A Medium-term is a term used in investment to describe an investment holding period of between 1 to 3 years. The time horizon in a medium-term investment is intermediate, the investor is expected to receive the return on investment and the initial capital within 1 to 3 years. Sometimes, a medium-term investment can last up to five years depending on the need of the investor and the type of asset being held. For instance, there are bonds whose maturity period is between five to 10 years and are categorized as medium-term bonds. Generally, the intention behind the investment is a more important horizon to judge an investment as medium-term and not necessarily the investment itself.

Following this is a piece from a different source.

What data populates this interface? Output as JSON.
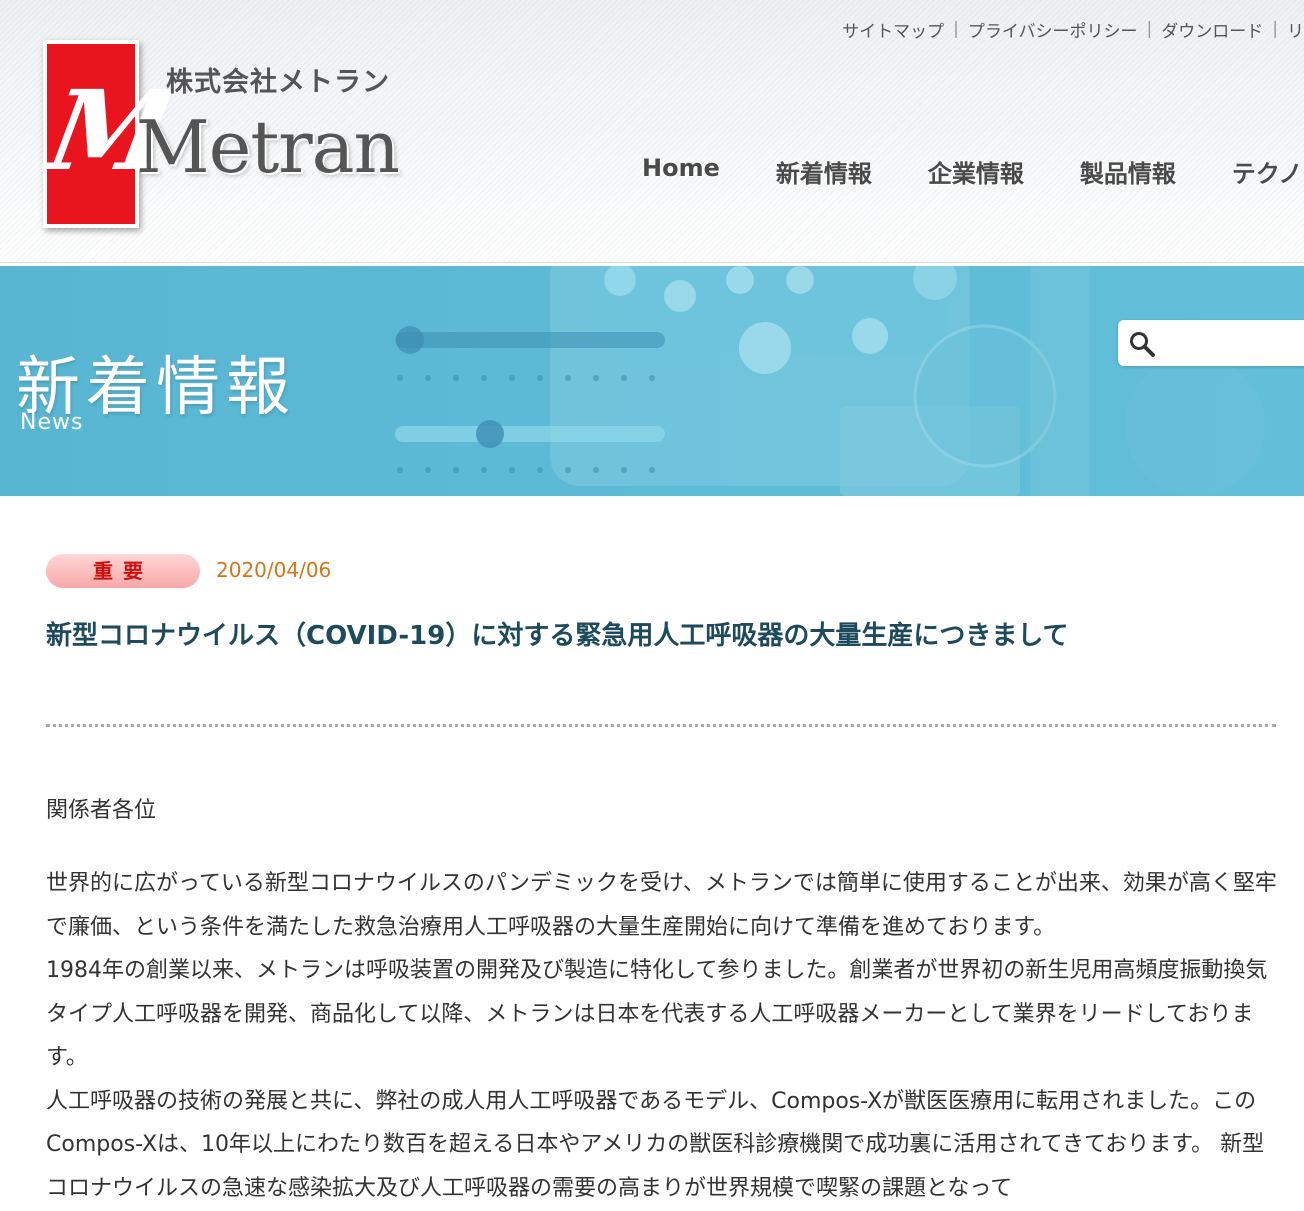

How Does the Medium Term Work?
Medium-term assets or investments are held by different investors for various purposes. For instance, an individual investor can buy medium-term bonds to cater for expenses that might occur in the immediate future such as paying children's school fees, buying a property, starting a business and other reasons. Also, stock traders have a different yardstick for measuring what position qualifies as medium-term, for instance, an investor who holds a position for a week can consider holding a position for a month as a medium-term position. This is to say that there is no strict measurement of the time horizon or investment duration that make a medium-term. In real estate, for example, properties held for less than 10 years can be tagged medium-term assets.
Risk Tolerance, Return Rates and Term Lengths
Term lengths for short, medium and long assets are considerably flexible. For instance, assets held for a duration below three years are often called short-term, while 3 to 10 is medium term; and 10 years or more is long term. The risk tolerance of investment varies, and it depends on how quickly an investor seeks to access the initial capital. While short-term investments have higher risks, long-term investments have lower risks. Return rates of investments or assets are also determined by the type of assets, maturity date and sometimes other factors such as market forces. However, medium-term investments are known to strike a balance between risk and return.